= Infineon AURIX =

Microcontroller family

AURIX (Automotive Realtime Integrated Next Generation Architecture) is a 32-bit Infineon microcontroller family, targeting the automotive industry. It is based on multicore architecture of up to three independent 32-bit TriCore CPUs.

== Applications ==
The AURIX series has been used in some artificial intelligence applications, in electric vehicles, and in the navigation systems of self-driving cars.

==Technical features==

===System performance===
The AURIX family devices range from a 300 MHz three-core device with 8MB embedded Flash down to 130 MHz and 80 MHz single-core and single core lockstep devices with 1.5MB, 1MB and 0.5MB of embedded Flash. The package portfolio includes a BGA-516 package with a ball-compatible BGA-292 package (I/O subset), and compatible QFP-176, QFP-144, QFP‑100 to QFP-64 packages.

===TriCore DSP functionality===
- Multicore
- TriCore with up to 300 MHz per core
- 1.7–2.4 DMIPS/MHz
- DSP with up to 1.8 GFLOPS
- Supports floating point and fixed point operations with all cores
- Fast Fourier accelerator
- Pixel Preprocessor
- Embedded EEPROM
- Generic Timer Module (GTM)
- Advanced timer unit for totally flexible PWM generation and hardware input capture
- Redundant flexible 12-bit ADC
- Delta sigma converters
- Single supply 5V or 3.3V
- Availability of AUTOSAR 4.x and 3.2.1
- Ta = -40 °C ... 145 °C

===Safety Features===
The AURIX architecture has been developed according to an audited ISO26262-compliant process and designed to meet ASIL-D on an application level. The platform uses up to 2 cores in TriCore lockstep mode, a lockstep architecture combined with safety technology such as internal communication buses or distributed memory protection systems. Hardware level encapsulation techniques allow integration of software with various safety levels (QM to ASIL-D) from different sources, reducing the system complexity of implementing those safety levels.

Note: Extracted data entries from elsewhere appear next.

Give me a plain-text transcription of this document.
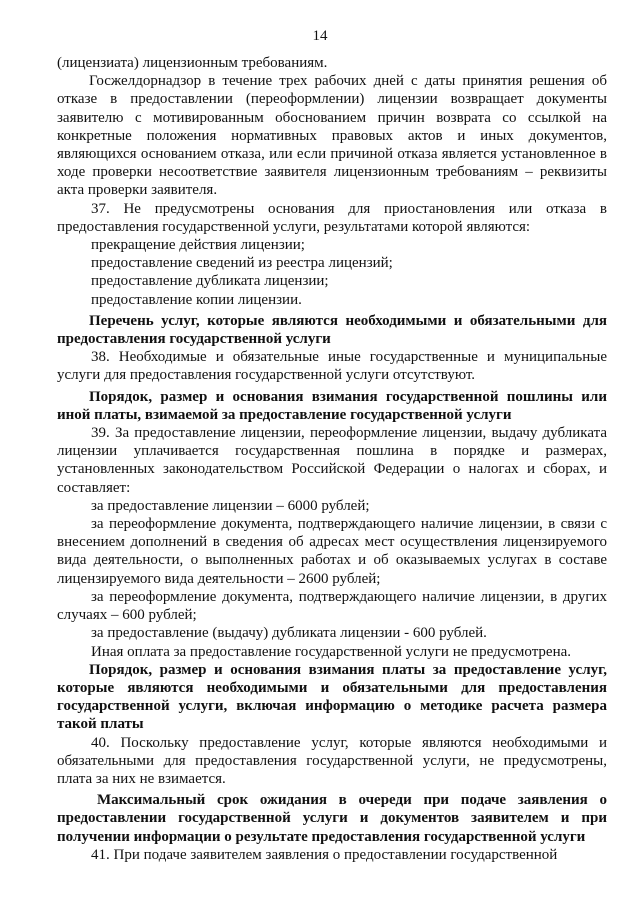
14

(лицензиата) лицензионным требованиям.

Госжелдорнадзор в течение трех рабочих дней с даты принятия решения об отказе в предоставлении (переоформлении) лицензии возвращает документы заявителю с мотивированным обоснованием причин возврата со ссылкой на конкретные положения нормативных правовых актов и иных документов, являющихся основанием отказа, или если причиной отказа является установленное в ходе проверки несоответствие заявителя лицензионным требованиям – реквизиты акта проверки заявителя.

37. Не предусмотрены основания для приостановления или отказа в предоставления государственной услуги, результатами которой являются:

прекращение действия лицензии;

предоставление сведений из реестра лицензий;

предоставление дубликата лицензии;

предоставление копии лицензии.

Перечень услуг, которые являются необходимыми и обязательными для предоставления государственной услуги

38. Необходимые и обязательные иные государственные и муниципальные услуги для предоставления государственной услуги отсутствуют.

Порядок, размер и основания взимания государственной пошлины или иной платы, взимаемой за предоставление государственной услуги

39. За предоставление лицензии, переоформление лицензии, выдачу дубликата лицензии уплачивается государственная пошлина в порядке и размерах, установленных законодательством Российской Федерации о налогах и сборах, и составляет:

за предоставление лицензии – 6000 рублей;

за переоформление документа, подтверждающего наличие лицензии, в связи с внесением дополнений в сведения об адресах мест осуществления лицензируемого вида деятельности, о выполненных работах и об оказываемых услугах в составе лицензируемого вида деятельности – 2600 рублей;

за переоформление документа, подтверждающего наличие лицензии, в других случаях – 600 рублей;

за предоставление (выдачу) дубликата лицензии - 600 рублей.

Иная оплата за предоставление государственной услуги не предусмотрена.

Порядок, размер и основания взимания платы за предоставление услуг, которые являются необходимыми и обязательными для предоставления государственной услуги, включая информацию о методике расчета размера такой платы

40. Поскольку предоставление услуг, которые являются необходимыми и обязательными для предоставления государственной услуги, не предусмотрены, плата за них не взимается.

Максимальный срок ожидания в очереди при подаче заявления о предоставлении государственной услуги и документов заявителем и при получении информации о результате предоставления государственной услуги

41. При подаче заявителем заявления о предоставлении государственной
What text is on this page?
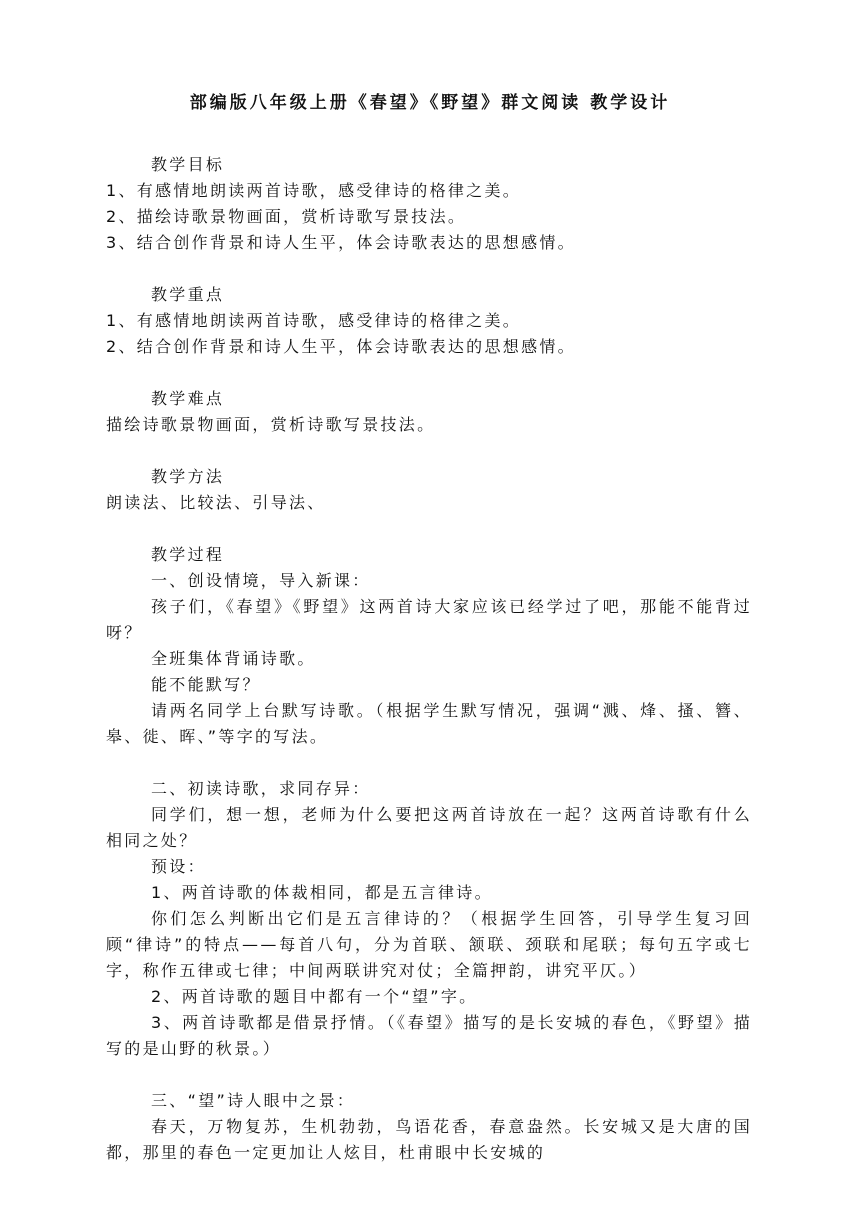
部编版八年级上册《春望》《野望》群文阅读 教学设计
教学目标
1、有感情地朗读两首诗歌，感受律诗的格律之美。
2、描绘诗歌景物画面，赏析诗歌写景技法。
3、结合创作背景和诗人生平，体会诗歌表达的思想感情。
教学重点
1、有感情地朗读两首诗歌，感受律诗的格律之美。
2、结合创作背景和诗人生平，体会诗歌表达的思想感情。
教学难点
描绘诗歌景物画面，赏析诗歌写景技法。
教学方法
朗读法、比较法、引导法、
教学过程
一、创设情境，导入新课：
孩子们，《春望》《野望》这两首诗大家应该已经学过了吧，那能不能背过呀？
全班集体背诵诗歌。
能不能默写？
请两名同学上台默写诗歌。（根据学生默写情况，强调“溅、烽、搔、簪、皋、徙、晖、”等字的写法。
二、初读诗歌，求同存异：
同学们，想一想，老师为什么要把这两首诗放在一起？这两首诗歌有什么相同之处？
预设：
1、两首诗歌的体裁相同，都是五言律诗。
你们怎么判断出它们是五言律诗的？（根据学生回答，引导学生复习回顾“律诗”的特点——每首八句，分为首联、颔联、颈联和尾联；每句五字或七字，称作五律或七律；中间两联讲究对仗；全篇押韵，讲究平仄。）
2、两首诗歌的题目中都有一个“望”字。
3、两首诗歌都是借景抒情。（《春望》描写的是长安城的春色，《野望》描写的是山野的秋景。）
三、“望”诗人眼中之景：
春天，万物复苏，生机勃勃，鸟语花香，春意盎然。长安城又是大唐的国都，那里的春色一定更加让人炫目，杜甫眼中长安城的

The AURIX architecture offers the following features:

- Hardware-focused safety concepts for reduced SW overhead
- Lockstep with clock delay
- Access permission system
- Safety management unit
- Safe DMA
- I/O, clock and voltage monitors
- Safety Software for checking the functionality of the core
- ISO 26262 conformance to support safety requirements up to ASIL-D

===Security Features===
Infineon has integrated a programmable Hardware Security Module (HSM) into the AURIX family in line with EVITA (E-safety vehicle intrusion protected applications). This “embedded chipcard” protects against IP infringement, fraud and software hijacking.

- Hardware Security Module (HSM)
- Secure software updates, Secure Boot, Secure Key Update, Secure Communication
- Immobilizer
- Tuning protection
- Mileage protection
- Component protection
- IP protection

===Scalability===
- From Single Core to Triple Lockstep Core
- 80–300 MHz
- 256KB – 8MB Flash
- 48KB – 2.7MB SRAM
- ASIL Level from QM up to ASIL D
- HOT Package Option

===Connectivity===
- Ethernet 100Mbit
- FlexRay
- High-Speed Serial Link IF
- SPI, CAN (FD), LIN, UART
- Hardware SENT interface for low CPU load
- Camera Interface (up to 16-bit)
- External ADC IF (up to 16-bit)
- External Bus Interface for Memory Extension

===Supply security===
Infineon has set up dual-fab manufacturing using two local separated Frontend production sites. Both sites are using identical certified processes and tooling. All products from both sides will be AEC-Q100 qualified and are manufactured in a 65 nm technology.Infineon has officially stated that the embedded flash technology for TC39xXX utilizes a 40 nm manufacturing process.

==Tools and software==
Infineon has several full-featured evaluation boards for their TriCore product line. Development tools for evaluation such as compilers, debuggers and AURIX Development Studio IDE are included, as well as technical documentation: user manuals, architecture manuals, application notes, data sheets, board documentation.